As I came to one corner, I saw a guy smoking a cigarette on the sidewalk, wearing a faded Liverpool t-shirt—it was sort of nasty looking, a muddy red and gray blur caused by too much time in the washing machine at the wrong temperature. We caught each other’s eye at the same moment and (oddly) both pointed at each other with our right-hand index fingers, then immediately slipped into intense conversation.

We talked about the final weeks of a hugely exciting but harrowing English Premiership season, about how Liverpool failed to win the Premiership, about how we panicked against Chelsea and choked against Crystal Palace, the moments of transcendence entirely the other guys’. Then we talked about whether we would keep our star player, the Uruguayan Luis Suárez, from going to play for Real Madrid and about who else might be leaving Liverpool between now and the start of the new club season in August, when we get to do it all over again. The conversation lasted for about three minutes, at the end of which, we finally introduced ourselves and shook hands, saying hello/goodbye.

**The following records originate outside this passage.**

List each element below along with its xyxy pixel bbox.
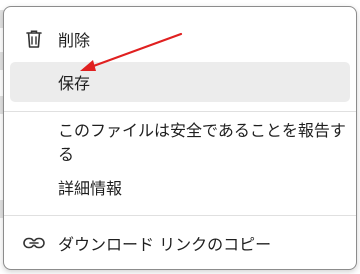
menu-item-label: 保存 <box>58 74 91 93</box>
menu-item-label: 詳細情報 <box>58 179 123 198</box>
link-icon <box>22 231 46 255</box>
menu-item-label: ダウンロード リンクのコピー <box>58 235 272 254</box>
menu-item-label: このファイルは安全であることを報告する <box>58 121 346 164</box>
trash-icon <box>22 27 46 51</box>
menu-item-label: 削除 <box>58 31 91 50</box>
context-menu: 削除 保存 このファイルは安全であることを報告する 詳細情報 ダウンロード リン… <box>3 6 357 270</box>
menu-divider <box>4 111 356 112</box>
menu-item-save[interactable]: 保存 <box>10 62 350 102</box>
menu-item-report-safe[interactable]: このファイルは安全であることを報告する <box>10 121 350 164</box>
menu-item-more-info[interactable]: 詳細情報 <box>10 167 350 207</box>
menu-item-delete[interactable]: 削除 <box>10 19 350 59</box>
menu-item-copy-download-link[interactable]: ダウンロード リンクのコピー <box>10 223 350 263</box>
menu-divider <box>4 215 356 216</box>
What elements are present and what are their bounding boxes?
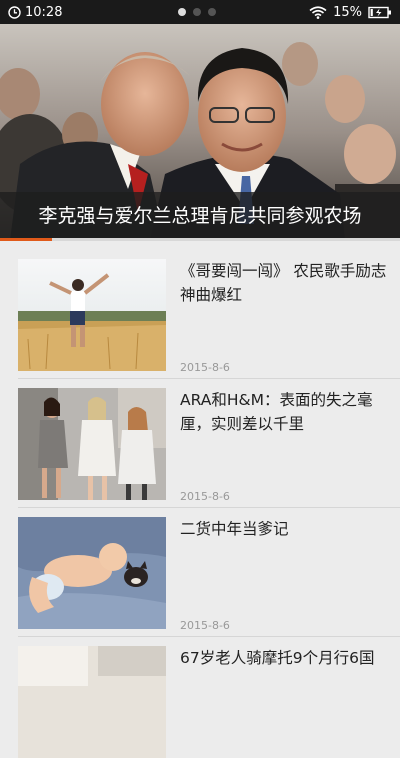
hero-caption: 李克强与爱尔兰总理肯尼共同参观农场: [38, 205, 362, 227]
motorcycle-image: [18, 646, 166, 758]
article-thumbnail: [18, 517, 166, 629]
article-thumbnail: [18, 388, 166, 500]
status-bar: 10:28 15%: [0, 0, 400, 24]
page-dot: [193, 8, 201, 16]
article-title: 二货中年当爹记: [180, 520, 289, 538]
article-title: ARA和H&M：表面的失之毫厘，实则差以千里: [180, 391, 373, 433]
hero-banner[interactable]: 李克强与爱尔兰总理肯尼共同参观农场: [0, 24, 400, 240]
wifi-icon: [309, 5, 327, 19]
status-time: 10:28: [25, 4, 63, 20]
article-thumbnail: [18, 259, 166, 371]
page-dot: [178, 8, 186, 16]
article-title: 67岁老人骑摩托9个月行6国: [180, 649, 375, 667]
article-thumbnail: [18, 646, 166, 758]
article-item[interactable]: 67岁老人骑摩托9个月行6国: [0, 628, 400, 758]
page-indicator: [178, 8, 216, 16]
man-in-wheat-field-image: [18, 259, 166, 371]
article-item[interactable]: 二货中年当爹记 2015-8-6: [0, 499, 400, 632]
article-item[interactable]: ARA和H&M：表面的失之毫厘，实则差以千里 2015-8-6: [0, 370, 400, 503]
battery-percent: 15%: [333, 4, 362, 20]
battery-charging-icon: [368, 6, 391, 18]
clock-icon: [8, 5, 21, 19]
fashion-models-image: [18, 388, 166, 500]
baby-with-cat-image: [18, 517, 166, 629]
article-title: 《哥要闯一闯》 农民歌手励志神曲爆红: [180, 262, 387, 304]
article-item[interactable]: 《哥要闯一闯》 农民歌手励志神曲爆红 2015-8-6: [0, 241, 400, 374]
page-dot: [208, 8, 216, 16]
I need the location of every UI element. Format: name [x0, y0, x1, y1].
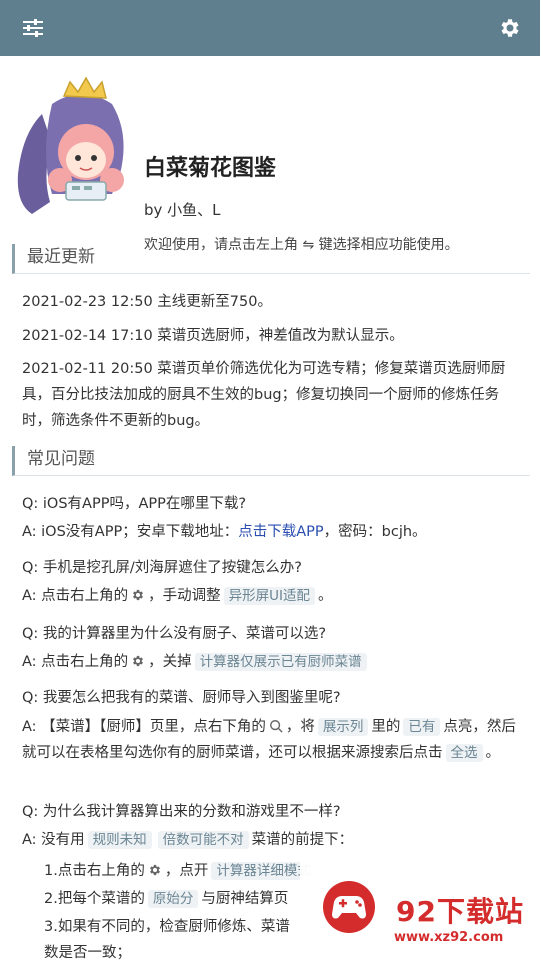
recent-updates-heading: 最近更新 — [12, 244, 530, 274]
update-item: 2021-02-23 12:50 主线更新至750。 — [22, 294, 272, 310]
faq-item: Q: 我要怎么把我有的菜谱、厨师导入到图鉴里呢? A: 【菜谱】【厨师】页里，点… — [22, 686, 520, 766]
faq-answer: A: 点击右上角的 ，关掉 计算器仅展示已有厨师菜谱 — [22, 650, 520, 674]
app-title: 白菜菊花图鉴 — [144, 156, 277, 181]
top-app-bar — [0, 0, 540, 56]
gamepad-logo-icon — [323, 881, 375, 933]
faq-question: Q: 手机是挖孔屏/刘海屏遮住了按键怎么办? — [22, 560, 302, 576]
author-line: by 小鱼、L — [144, 201, 221, 219]
setting-tag: 计算器仅展示已有厨师菜谱 — [194, 653, 367, 671]
faq-answer: A: 点击右上角的 ，手动调整 异形屏UI适配。 — [22, 587, 333, 605]
update-item: 2021-02-14 17:10 菜谱页选厨师，神差值改为默认显示。 — [22, 328, 404, 344]
gear-icon — [133, 655, 144, 667]
gear-icon — [149, 864, 160, 876]
faq-item: Q: iOS有APP吗，APP在哪里下载? A: iOS没有APP；安卓下载地址… — [22, 492, 520, 544]
site-watermark: 92下载站 www.xz92.com — [300, 860, 540, 960]
faq-answer: A: 没有用 规则未知 倍数可能不对 菜谱的前提下： — [22, 831, 354, 849]
option-tag: 倍数可能不对 — [157, 831, 249, 849]
sliders-icon — [23, 19, 43, 37]
download-app-link[interactable]: 点击下载APP — [238, 524, 323, 540]
setting-tag: 异形屏UI适配 — [223, 587, 316, 605]
update-item: 2021-02-11 20:50 菜谱页单价筛选优化为可选专精；修复菜谱页选厨师… — [22, 361, 506, 429]
watermark-url: www.xz92.com — [394, 930, 504, 945]
intro-header: 白菜菊花图鉴 by 小鱼、L 欢迎使用，请点击左上角 ⇋ 键选择相应功能使用。 — [0, 56, 540, 253]
gear-icon — [133, 589, 144, 601]
faq-item: Q: 手机是挖孔屏/刘海屏遮住了按键怎么办? A: 点击右上角的 ，手动调整 异形屏… — [22, 556, 520, 608]
watermark-title: 92下载站 — [396, 895, 524, 928]
faq-heading: 常见问题 — [12, 446, 530, 476]
gear-icon — [501, 19, 519, 37]
faq-question: Q: 为什么我计算器算出来的分数和游戏里不一样? — [22, 804, 341, 820]
option-tag: 原始分 — [147, 890, 199, 908]
faq-answer: A: 【菜谱】【厨师】页里，点右下角的 ，将 展示列 里的 已有 点亮，然后就可以在表格里… — [22, 718, 516, 762]
faq-question: Q: 我要怎么把我有的菜谱、厨师导入到图鉴里呢? — [22, 690, 341, 706]
faq-answer: A: iOS没有APP；安卓下载地址：点击下载APP，密码：bcjh。 — [22, 524, 427, 540]
faq-item: Q: 为什么我计算器算出来的分数和游戏里不一样? A: 没有用 规则未知 倍数可能不… — [22, 800, 520, 852]
faq-question: Q: iOS有APP吗，APP在哪里下载? — [22, 496, 247, 512]
faq-item: Q: 我的计算器里为什么没有厨子、菜谱可以选? A: 点击右上角的 ，关掉 计算器仅… — [22, 622, 520, 674]
option-tag: 已有 — [403, 718, 441, 736]
option-tag: 展示列 — [317, 718, 369, 736]
settings-button[interactable] — [494, 12, 526, 44]
option-tag: 规则未知 — [87, 831, 152, 849]
faq-question: Q: 我的计算器里为什么没有厨子、菜谱可以选? — [22, 626, 327, 642]
search-icon — [269, 720, 283, 733]
menu-button[interactable] — [17, 12, 49, 44]
mascot-logo — [17, 76, 124, 214]
option-tag: 全选 — [445, 744, 483, 762]
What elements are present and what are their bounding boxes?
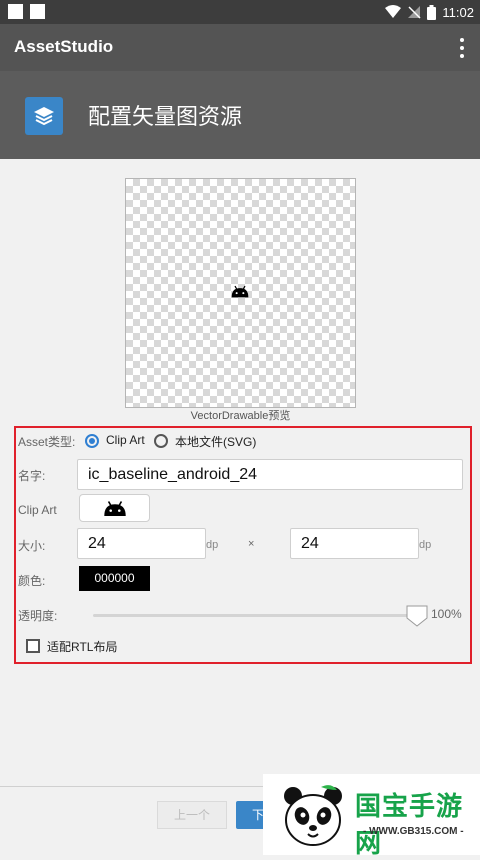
notification-icon xyxy=(30,4,45,19)
vector-preview xyxy=(125,178,356,408)
app-title: AssetStudio xyxy=(14,37,114,56)
content-area: VectorDrawable预览 Asset类型: Clip Art 本地文件(… xyxy=(0,159,480,855)
rtl-label[interactable]: 适配RTL布局 xyxy=(47,638,117,655)
rtl-checkbox[interactable] xyxy=(26,639,40,653)
page-title: 配置矢量图资源 xyxy=(88,105,243,130)
layers-icon xyxy=(25,97,63,135)
asset-options-panel: Asset类型: Clip Art 本地文件(SVG) 名字: ic_basel… xyxy=(14,426,472,664)
clip-art-label: Clip Art xyxy=(18,503,57,517)
overflow-menu-icon[interactable] xyxy=(458,38,466,58)
radio-local-svg[interactable] xyxy=(154,434,168,448)
opacity-label: 透明度: xyxy=(18,609,58,623)
opacity-slider[interactable] xyxy=(93,614,420,617)
android-icon xyxy=(231,285,249,298)
wizard-header: 配置矢量图资源 xyxy=(0,71,480,159)
color-label: 颜色: xyxy=(18,574,46,588)
radio-local-svg-label[interactable]: 本地文件(SVG) xyxy=(175,433,256,450)
watermark-title: 国宝手游网 xyxy=(355,792,464,859)
height-input[interactable]: 24 xyxy=(290,528,419,559)
android-icon xyxy=(104,501,126,516)
times-sign: × xyxy=(248,538,255,550)
battery-icon xyxy=(427,4,437,20)
preview-caption: VectorDrawable预览 xyxy=(190,410,291,422)
height-unit: dp xyxy=(419,539,432,551)
name-label: 名字: xyxy=(18,469,46,483)
opacity-slider-thumb[interactable] xyxy=(406,605,428,627)
app-bar: AssetStudio xyxy=(0,24,480,71)
opacity-value: 100% xyxy=(431,607,462,621)
status-bar: 11:02 xyxy=(0,0,480,24)
no-signal-icon xyxy=(408,6,421,19)
size-label: 大小: xyxy=(18,539,46,553)
color-swatch-button[interactable]: 000000 xyxy=(79,566,150,591)
name-input[interactable]: ic_baseline_android_24 xyxy=(77,459,463,490)
width-unit: dp xyxy=(206,539,219,551)
panda-logo-icon xyxy=(284,785,342,846)
previous-button[interactable]: 上一个 xyxy=(157,801,227,829)
radio-clip-art-label[interactable]: Clip Art xyxy=(106,433,145,447)
clip-art-button[interactable] xyxy=(79,494,150,522)
wifi-icon xyxy=(385,5,402,18)
watermark-url: - WWW.GB315.COM - xyxy=(363,826,464,837)
width-input[interactable]: 24 xyxy=(77,528,206,559)
radio-clip-art[interactable] xyxy=(85,434,99,448)
notification-icon xyxy=(8,4,23,19)
asset-type-label: Asset类型: xyxy=(18,435,76,449)
watermark: 国宝手游网 - WWW.GB315.COM - xyxy=(263,774,480,859)
clock: 11:02 xyxy=(442,4,474,20)
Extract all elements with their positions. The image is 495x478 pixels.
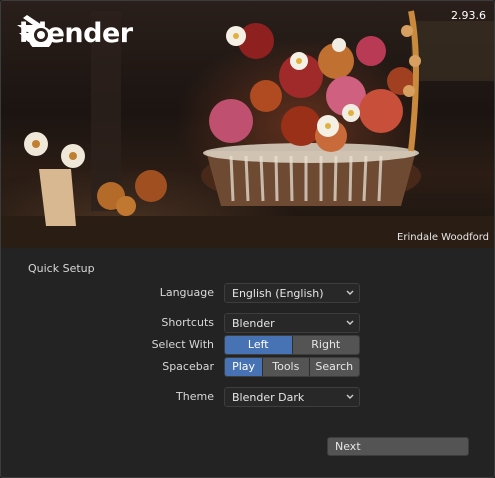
- select-with-toggle: Left Right: [224, 335, 360, 355]
- theme-dropdown[interactable]: Blender Dark: [224, 387, 360, 407]
- version-label: 2.93.6: [451, 9, 486, 22]
- theme-row: Theme Blender Dark: [1, 387, 494, 407]
- shortcuts-label: Shortcuts: [161, 316, 214, 329]
- select-with-row: Select With Left Right: [1, 335, 494, 355]
- shortcuts-dropdown[interactable]: Blender: [224, 313, 360, 333]
- theme-label: Theme: [176, 390, 214, 403]
- splash-screen: blender 2.93.6 Erindale Woodford Quick S…: [0, 0, 495, 478]
- shortcuts-row: Shortcuts Blender: [1, 313, 494, 333]
- spacebar-toggle: Play Tools Search: [224, 357, 360, 377]
- spacebar-tools-button[interactable]: Tools: [263, 358, 310, 376]
- select-with-label: Select With: [151, 338, 214, 351]
- splash-image: blender 2.93.6 Erindale Woodford: [1, 1, 494, 248]
- spacebar-search-button[interactable]: Search: [309, 358, 359, 376]
- artwork-credit: Erindale Woodford: [397, 232, 489, 243]
- select-with-left-button[interactable]: Left: [225, 336, 293, 354]
- theme-value: Blender Dark: [232, 391, 305, 404]
- chevron-down-icon: [346, 394, 354, 399]
- language-value: English (English): [232, 287, 324, 300]
- spacebar-row: Spacebar Play Tools Search: [1, 357, 494, 377]
- spacebar-play-button[interactable]: Play: [225, 358, 264, 376]
- language-row: Language English (English): [1, 283, 494, 303]
- chevron-down-icon: [346, 320, 354, 325]
- language-label: Language: [159, 286, 214, 299]
- quick-setup-title: Quick Setup: [28, 262, 95, 275]
- shortcuts-value: Blender: [232, 317, 275, 330]
- spacebar-label: Spacebar: [162, 360, 214, 373]
- chevron-down-icon: [346, 290, 354, 295]
- language-dropdown[interactable]: English (English): [224, 283, 360, 303]
- blender-logo: blender: [15, 13, 133, 53]
- next-button[interactable]: Next: [327, 437, 469, 456]
- blender-logo-icon: [17, 15, 53, 47]
- select-with-right-button[interactable]: Right: [292, 336, 359, 354]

I made it to the barbershop and fell right into another football conversation, like a left back completing a long give and go. Daniel and Gabriel—the barbers—are cousins and both orthodox Jews from Uzbekistan. Your natural diehard fans, in other words. We mused about England’s chances in the Cup, with a first game against Italy in the Amazonian jungle on June 14. We are rubbish, I said. What about Wayne Rooney? Daniel said. What about bloody Rooney? I said—was all I needed to say. They’d been watching, too; they knew what I meant.